With Deadwind Passes and Duskwood’s interesting history with the Scythe of Elune, what equate to World of Warcraft’s 4 horsemen of the apocolypse; the dark riders, Raven Hill’s long dead embalming school, issues with undead and black magic rampant, and of course Karazhan and all of the evil done there, the crypts seem like one of the more unholy, powerfully dark parts of World of Warcraft. A literal bridge under two of the oddest, and darkest zones in the game. What horrors could have created this place? And what kind of people mutilated others, chopping off their hands, removing their eyes, and hung them upside down?
(That last part is The Upside-Down Sinners, Pictured here.)
Creepy, yes? But anyway, exploring down there, theorizing which rooms were boss rooms, what kind of bosses might be located there, the strange connections between Kara, Raven Hill, and the Scythe of Elune, really smiling and enjoying the game. Sharing that sort of experience with others is just as good if not more delicious than raiding to me. Visiting the forbidden GM islands, the dev stuff below Westfall/Deadmines, Ice Cream Valley! How many wonders in World of Warcraft would I have missed without being willing to dig too deep?
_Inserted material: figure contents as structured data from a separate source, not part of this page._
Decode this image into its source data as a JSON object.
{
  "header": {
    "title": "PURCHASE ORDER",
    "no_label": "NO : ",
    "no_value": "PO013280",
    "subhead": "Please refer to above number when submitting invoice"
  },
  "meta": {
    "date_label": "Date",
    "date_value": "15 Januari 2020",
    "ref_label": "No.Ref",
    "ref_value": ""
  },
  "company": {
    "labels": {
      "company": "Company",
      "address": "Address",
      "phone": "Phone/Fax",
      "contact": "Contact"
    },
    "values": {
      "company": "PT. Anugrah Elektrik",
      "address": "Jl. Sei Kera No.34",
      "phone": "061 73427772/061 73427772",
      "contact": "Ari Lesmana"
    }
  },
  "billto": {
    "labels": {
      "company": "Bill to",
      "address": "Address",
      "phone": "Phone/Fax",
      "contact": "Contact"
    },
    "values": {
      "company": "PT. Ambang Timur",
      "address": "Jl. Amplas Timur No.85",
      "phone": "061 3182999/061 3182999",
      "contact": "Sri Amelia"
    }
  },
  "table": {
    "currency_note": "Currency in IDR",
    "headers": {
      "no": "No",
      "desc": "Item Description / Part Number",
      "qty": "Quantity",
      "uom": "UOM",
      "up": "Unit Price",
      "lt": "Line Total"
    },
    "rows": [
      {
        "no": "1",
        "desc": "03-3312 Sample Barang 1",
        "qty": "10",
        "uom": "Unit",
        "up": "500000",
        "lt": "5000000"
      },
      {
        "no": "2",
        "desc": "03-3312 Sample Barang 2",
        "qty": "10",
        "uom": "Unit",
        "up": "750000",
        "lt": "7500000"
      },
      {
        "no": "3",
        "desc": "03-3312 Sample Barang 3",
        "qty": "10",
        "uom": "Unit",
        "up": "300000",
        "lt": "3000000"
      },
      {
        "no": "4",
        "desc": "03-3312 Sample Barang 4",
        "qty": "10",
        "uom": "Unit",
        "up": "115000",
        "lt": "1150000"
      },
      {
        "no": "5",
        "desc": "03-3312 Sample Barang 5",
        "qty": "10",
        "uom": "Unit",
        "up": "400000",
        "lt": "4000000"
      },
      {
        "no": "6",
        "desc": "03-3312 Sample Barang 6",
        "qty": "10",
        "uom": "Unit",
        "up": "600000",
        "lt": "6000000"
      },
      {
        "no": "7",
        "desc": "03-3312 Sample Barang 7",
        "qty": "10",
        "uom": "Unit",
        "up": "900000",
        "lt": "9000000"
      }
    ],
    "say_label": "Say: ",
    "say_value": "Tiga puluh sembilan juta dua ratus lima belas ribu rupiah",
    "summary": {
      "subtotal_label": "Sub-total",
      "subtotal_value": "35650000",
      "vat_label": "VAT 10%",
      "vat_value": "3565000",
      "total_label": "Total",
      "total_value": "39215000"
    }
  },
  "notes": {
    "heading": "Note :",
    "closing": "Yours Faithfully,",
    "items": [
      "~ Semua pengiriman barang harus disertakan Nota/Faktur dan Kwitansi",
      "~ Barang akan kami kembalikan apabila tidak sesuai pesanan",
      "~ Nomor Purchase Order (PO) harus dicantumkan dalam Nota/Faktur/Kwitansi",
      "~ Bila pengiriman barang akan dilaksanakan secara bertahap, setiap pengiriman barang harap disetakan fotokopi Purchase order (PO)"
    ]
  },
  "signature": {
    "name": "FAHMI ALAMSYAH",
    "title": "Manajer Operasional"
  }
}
How many bugs would have gone unpatched, without people discovering them and using them. And how unfair would it be for Blizzard to strike down a group of people completely unrelated to the crime? If they did, that’s a problem with the company, not the player. I’ll take responsibility for what I did, as I have in the past, -I- did this, and I did it because my explorer’s instinct was too strong to resist. And I now have a memory I can treasure, that’s special and rare. Like defeating Yogg+0, or seeing unfinished Hyjal, like finding the Easter Egg in adventure, or the contest room in Link to the Past. Finding those things some people may never know about, is part of the joys of gaming, one of the things an interactive medium can offer much easier than other kinds.
So I’m sorry, sweet Guild Mistress of Reckoning, your words did hold weight, but sometimes a Dwarf just has to dig.